The study, conducted by Gilead Sciences, analyzed GS-7340's performance against HIV isolates in blood cells. It found that GS-7340 had high potency against 26 HIV-1 isolates representing 7 subtypes. It also showed high potency against three HIV-2 isolates. In addition, GS-7340 maintained its viral potency longer than TDF, showing its better stability.

An earlier phase-1 study showed that GS-7340 was well tolerated and showed improved initial antiviral activity at lower doses than TDF (25 mg vs. 300 mg). After 10 days of monotherapy, study volunteers on GS-7340 had a median HIV RNA reduction of 1.46 log, while those on TDF had a median HIV RNA change of -0.97 log.

Reporting on the ICAAC 2012 study results, Mark Mascolini wrote the following for NATAP:

When combined with other antiretrovirals and with the boosting agent cobicistat, GS-7340 had strong synergistic activity with emtricitabine (FTC), elvitegravir, raltegravir, and dolutegravir and moderately synergistic activity with efavirenz, atazanavir, and darunavir. GS-7340 had slight synergy or was additive with tenofovir, nevirapine, and cobicistat. No antagonist interactions with other agents were identified. If development of GS-7340 proceeds smoothly, Gilead will probably coformulate it with elvitegravir, cobicistat, and FTC in a second-generation QUAD.

The Gilead team concluded that GS-7340 "has a virological profile similar to that of tenofovir regarding spectrum of activity." But the investigational agent had stronger antiviral activity than TDF in the presence of human serum, "consistent with the higher intracellular tenofovir diphosphate levels and greater antiviral potency seen in the clinical setting as compared to TDF."

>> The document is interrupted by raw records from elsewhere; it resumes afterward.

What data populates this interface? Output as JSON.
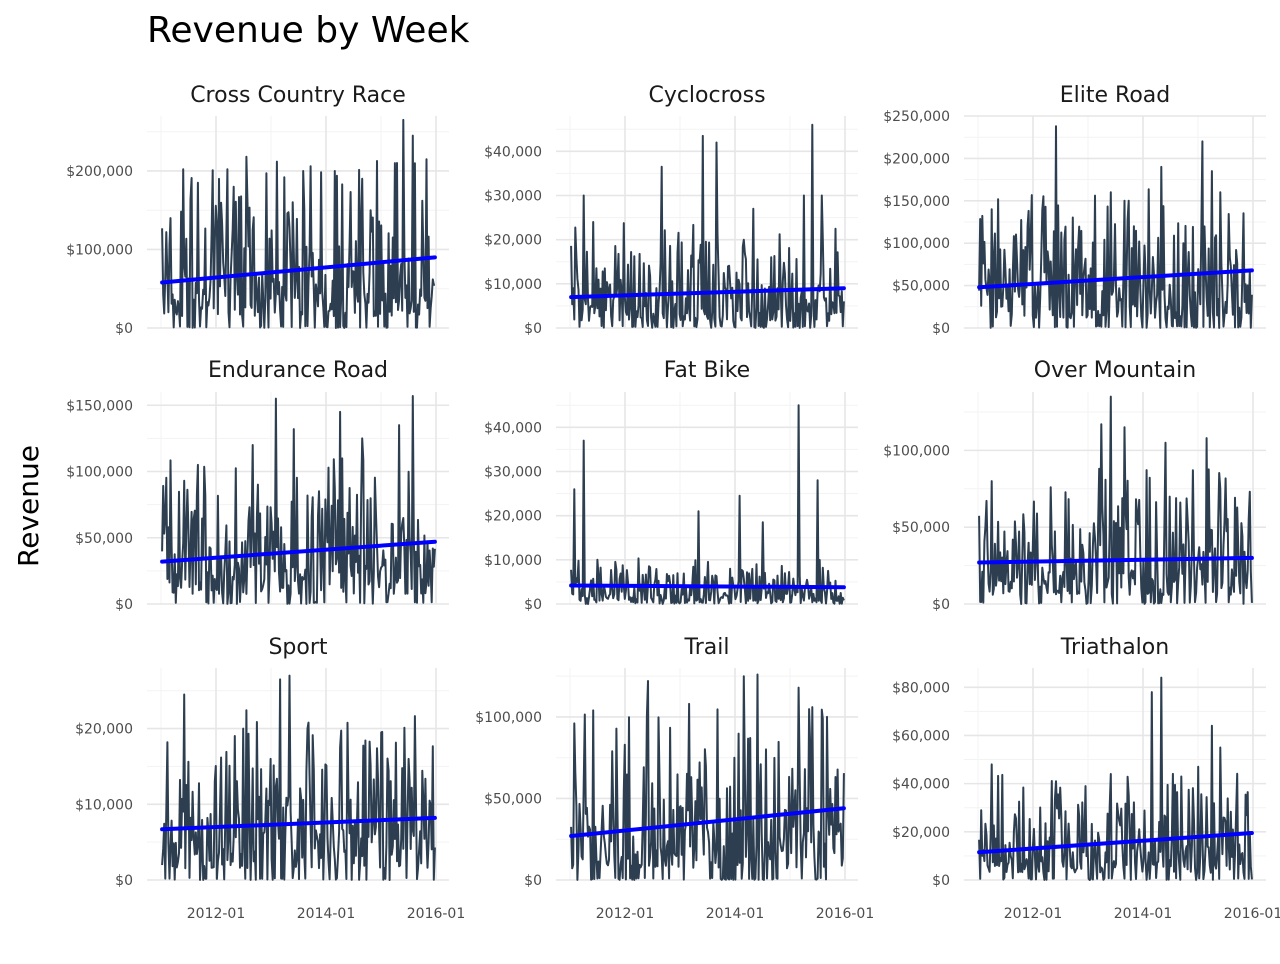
{
  "chart_data": {
    "type": "line",
    "title": "Revenue by Week",
    "ylabel": "Revenue",
    "xlabel": "",
    "x_range": [
      "2011-01",
      "2016-01"
    ],
    "x_ticks": [
      "2012-01",
      "2014-01",
      "2016-01"
    ],
    "grid": true,
    "series_color": "#2c3e50",
    "trend_color": "#0000ff",
    "facets": [
      {
        "title": "Cross Country Race",
        "ylim": [
          0,
          270000
        ],
        "y_ticks": [
          0,
          100000,
          200000
        ],
        "y_tick_labels": [
          "$0",
          "$100,000",
          "$200,000"
        ],
        "trend": [
          58000,
          90000
        ],
        "base": 75000,
        "peaks": [
          [
            "2011-03",
            140000
          ],
          [
            "2011-09",
            185000
          ],
          [
            "2012-05",
            180000
          ],
          [
            "2012-12",
            197000
          ],
          [
            "2013-04",
            192000
          ],
          [
            "2013-08",
            200000
          ],
          [
            "2014-03",
            200000
          ],
          [
            "2014-09",
            190000
          ],
          [
            "2015-04",
            210000
          ],
          [
            "2015-06",
            265000
          ],
          [
            "2015-08",
            245000
          ]
        ]
      },
      {
        "title": "Cyclocross",
        "ylim": [
          0,
          48000
        ],
        "y_ticks": [
          0,
          10000,
          20000,
          30000,
          40000
        ],
        "y_tick_labels": [
          "$0",
          "$10,000",
          "$20,000",
          "$30,000",
          "$40,000"
        ],
        "trend": [
          7000,
          9000
        ],
        "base": 8000,
        "peaks": [
          [
            "2011-04",
            30000
          ],
          [
            "2011-06",
            24000
          ],
          [
            "2012-09",
            36500
          ],
          [
            "2013-06",
            43500
          ],
          [
            "2013-09",
            42000
          ],
          [
            "2014-05",
            27000
          ],
          [
            "2015-04",
            30000
          ],
          [
            "2015-06",
            46000
          ],
          [
            "2015-08",
            30000
          ]
        ]
      },
      {
        "title": "Elite Road",
        "ylim": [
          0,
          250000
        ],
        "y_ticks": [
          0,
          50000,
          100000,
          150000,
          200000,
          250000
        ],
        "y_tick_labels": [
          "$0",
          "$50,000",
          "$100,000",
          "$150,000",
          "$200,000",
          "$250,000"
        ],
        "trend": [
          48000,
          68000
        ],
        "base": 55000,
        "peaks": [
          [
            "2011-04",
            140000
          ],
          [
            "2012-06",
            238000
          ],
          [
            "2013-06",
            160000
          ],
          [
            "2013-09",
            150000
          ],
          [
            "2014-05",
            190000
          ],
          [
            "2015-02",
            220000
          ],
          [
            "2015-04",
            185000
          ],
          [
            "2015-06",
            160000
          ]
        ]
      },
      {
        "title": "Endurance Road",
        "ylim": [
          0,
          160000
        ],
        "y_ticks": [
          0,
          50000,
          100000,
          150000
        ],
        "y_tick_labels": [
          "$0",
          "$50,000",
          "$100,000",
          "$150,000"
        ],
        "trend": [
          32000,
          47000
        ],
        "base": 38000,
        "peaks": [
          [
            "2011-06",
            93000
          ],
          [
            "2011-09",
            105000
          ],
          [
            "2012-09",
            120000
          ],
          [
            "2013-02",
            155000
          ],
          [
            "2013-06",
            132000
          ],
          [
            "2014-04",
            145000
          ],
          [
            "2014-09",
            125000
          ],
          [
            "2015-05",
            135000
          ],
          [
            "2015-08",
            157000
          ]
        ]
      },
      {
        "title": "Fat Bike",
        "ylim": [
          0,
          48000
        ],
        "y_ticks": [
          0,
          10000,
          20000,
          30000,
          40000
        ],
        "y_tick_labels": [
          "$0",
          "$10,000",
          "$20,000",
          "$30,000",
          "$40,000"
        ],
        "trend": [
          4200,
          3800
        ],
        "base": 3500,
        "peaks": [
          [
            "2011-02",
            26000
          ],
          [
            "2011-04",
            37000
          ],
          [
            "2011-07",
            10000
          ],
          [
            "2013-05",
            21000
          ],
          [
            "2014-02",
            24500
          ],
          [
            "2014-07",
            18500
          ],
          [
            "2015-03",
            45000
          ],
          [
            "2015-07",
            28000
          ]
        ]
      },
      {
        "title": "Over Mountain",
        "ylim": [
          0,
          138000
        ],
        "y_ticks": [
          0,
          50000,
          100000
        ],
        "y_tick_labels": [
          "$0",
          "$50,000",
          "$100,000"
        ],
        "trend": [
          27000,
          30000
        ],
        "base": 30000,
        "peaks": [
          [
            "2011-04",
            80000
          ],
          [
            "2012-05",
            76000
          ],
          [
            "2013-04",
            117000
          ],
          [
            "2013-06",
            135000
          ],
          [
            "2013-09",
            115000
          ],
          [
            "2014-06",
            105000
          ],
          [
            "2015-03",
            108000
          ],
          [
            "2015-06",
            75000
          ]
        ]
      },
      {
        "title": "Sport",
        "ylim": [
          0,
          28000
        ],
        "y_ticks": [
          0,
          10000,
          20000
        ],
        "y_tick_labels": [
          "$0",
          "$10,000",
          "$20,000"
        ],
        "trend": [
          6700,
          8200
        ],
        "base": 7500,
        "peaks": [
          [
            "2011-06",
            24500
          ],
          [
            "2012-07",
            20000
          ],
          [
            "2013-03",
            26500
          ],
          [
            "2013-05",
            27000
          ],
          [
            "2013-09",
            20000
          ],
          [
            "2014-04",
            17500
          ],
          [
            "2015-01",
            19500
          ],
          [
            "2015-07",
            16000
          ]
        ]
      },
      {
        "title": "Trail",
        "ylim": [
          0,
          130000
        ],
        "y_ticks": [
          0,
          50000,
          100000
        ],
        "y_tick_labels": [
          "$0",
          "$50,000",
          "$100,000"
        ],
        "trend": [
          27000,
          44000
        ],
        "base": 35000,
        "peaks": [
          [
            "2011-02",
            96000
          ],
          [
            "2011-06",
            104000
          ],
          [
            "2012-06",
            122000
          ],
          [
            "2013-03",
            108000
          ],
          [
            "2014-03",
            125000
          ],
          [
            "2014-06",
            126000
          ],
          [
            "2015-03",
            118000
          ],
          [
            "2015-06",
            106000
          ],
          [
            "2015-09",
            100000
          ]
        ]
      },
      {
        "title": "Triathalon",
        "ylim": [
          0,
          88000
        ],
        "y_ticks": [
          0,
          20000,
          40000,
          60000,
          80000
        ],
        "y_tick_labels": [
          "$0",
          "$20,000",
          "$40,000",
          "$60,000",
          "$80,000"
        ],
        "trend": [
          11500,
          19500
        ],
        "base": 15000,
        "peaks": [
          [
            "2011-04",
            48000
          ],
          [
            "2012-06",
            41000
          ],
          [
            "2013-06",
            44000
          ],
          [
            "2014-03",
            78000
          ],
          [
            "2014-05",
            84000
          ],
          [
            "2015-01",
            47000
          ],
          [
            "2015-04",
            64000
          ],
          [
            "2015-06",
            55000
          ]
        ]
      }
    ]
  }
}
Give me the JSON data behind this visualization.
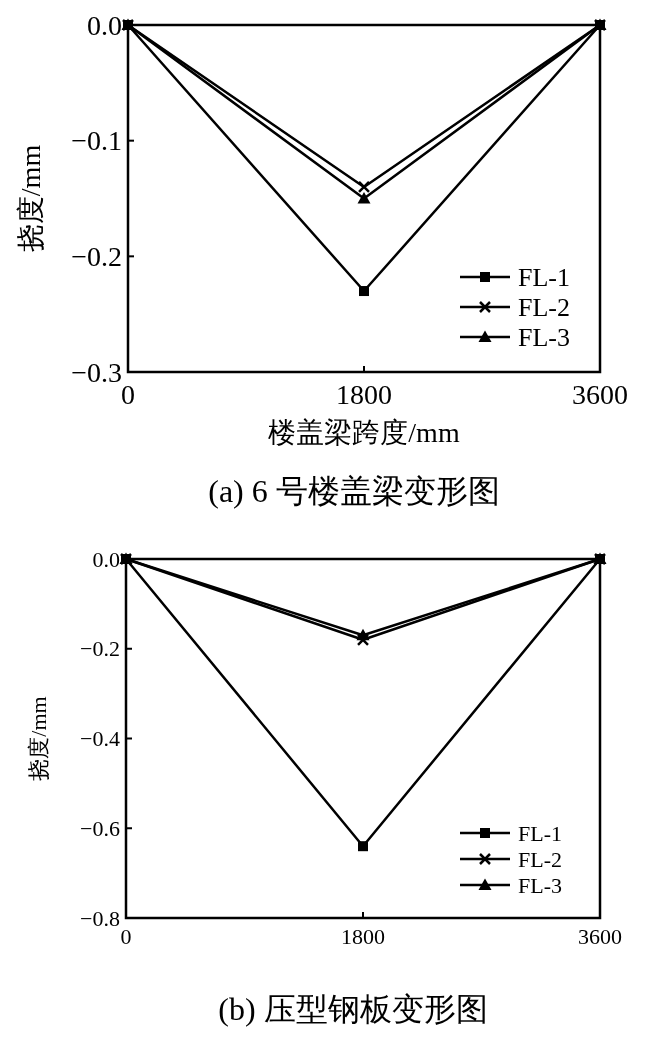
{
  "chart_data": [
    {
      "type": "line",
      "title": "(a) 6 号楼盖梁变形图",
      "xlabel": "楼盖梁跨度/mm",
      "ylabel": "挠度/mm",
      "x": [
        0,
        1800,
        3600
      ],
      "xlim": [
        0,
        3600
      ],
      "xticks": [
        0,
        1800,
        3600
      ],
      "ylim": [
        -0.3,
        0.0
      ],
      "yticks": [
        {
          "value": -0.3,
          "label": "−0.3"
        },
        {
          "value": -0.2,
          "label": "−0.2"
        },
        {
          "value": -0.1,
          "label": "−0.1"
        },
        {
          "value": 0,
          "label": "0.0"
        }
      ],
      "legend": "bottom right",
      "grid": false,
      "series": [
        {
          "name": "FL-1",
          "color": "#000000",
          "marker": "square",
          "values": [
            0,
            -0.23,
            0
          ]
        },
        {
          "name": "FL-2",
          "color": "#000000",
          "marker": "cross",
          "values": [
            0,
            -0.14,
            0
          ]
        },
        {
          "name": "FL-3",
          "color": "#000000",
          "marker": "triangle",
          "values": [
            0,
            -0.15,
            0
          ]
        }
      ]
    },
    {
      "type": "line",
      "title": "(b) 压型钢板变形图",
      "ylabel": "挠度/mm",
      "x": [
        0,
        1800,
        3600
      ],
      "xlim": [
        0,
        3600
      ],
      "xticks": [
        0,
        1800,
        3600
      ],
      "ylim": [
        -0.8,
        0.0
      ],
      "yticks": [
        {
          "value": -0.8,
          "label": "−0.8"
        },
        {
          "value": -0.6,
          "label": "−0.6"
        },
        {
          "value": -0.4,
          "label": "−0.4"
        },
        {
          "value": -0.2,
          "label": "−0.2"
        },
        {
          "value": 0,
          "label": "0.0"
        }
      ],
      "legend": "bottom right",
      "grid": false,
      "series": [
        {
          "name": "FL-1",
          "color": "#000000",
          "marker": "square",
          "values": [
            0,
            -0.64,
            0
          ]
        },
        {
          "name": "FL-2",
          "color": "#000000",
          "marker": "cross",
          "values": [
            0,
            -0.18,
            0
          ]
        },
        {
          "name": "FL-3",
          "color": "#000000",
          "marker": "triangle",
          "values": [
            0,
            -0.17,
            0
          ]
        }
      ]
    }
  ]
}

One question always arises after GS-7340 penetrations: Does the drug's better cell penetration compared with TDF mean it will heighten toxicity in kidney and bone cells? Christian Callebaut, who presented these Gilead findings, said studies in kidney cells disclosed no evidence of heightened toxicity, while studies in bone cells are under way.

The researchers also evaluated GS-7340's response against a panel of other human viruses, including influenza A, rhinovirus and varicella zoster virus. There was no significant response, except for moderate activity against herpes simplex virus 2 (HSV-2).

There are two ongoing phase 2 studies analyzing GS-7340's efficacy when used in combination with elvitegravir/cobicistat/emtricitabine and darunavir/cobicistat/emtricitabine.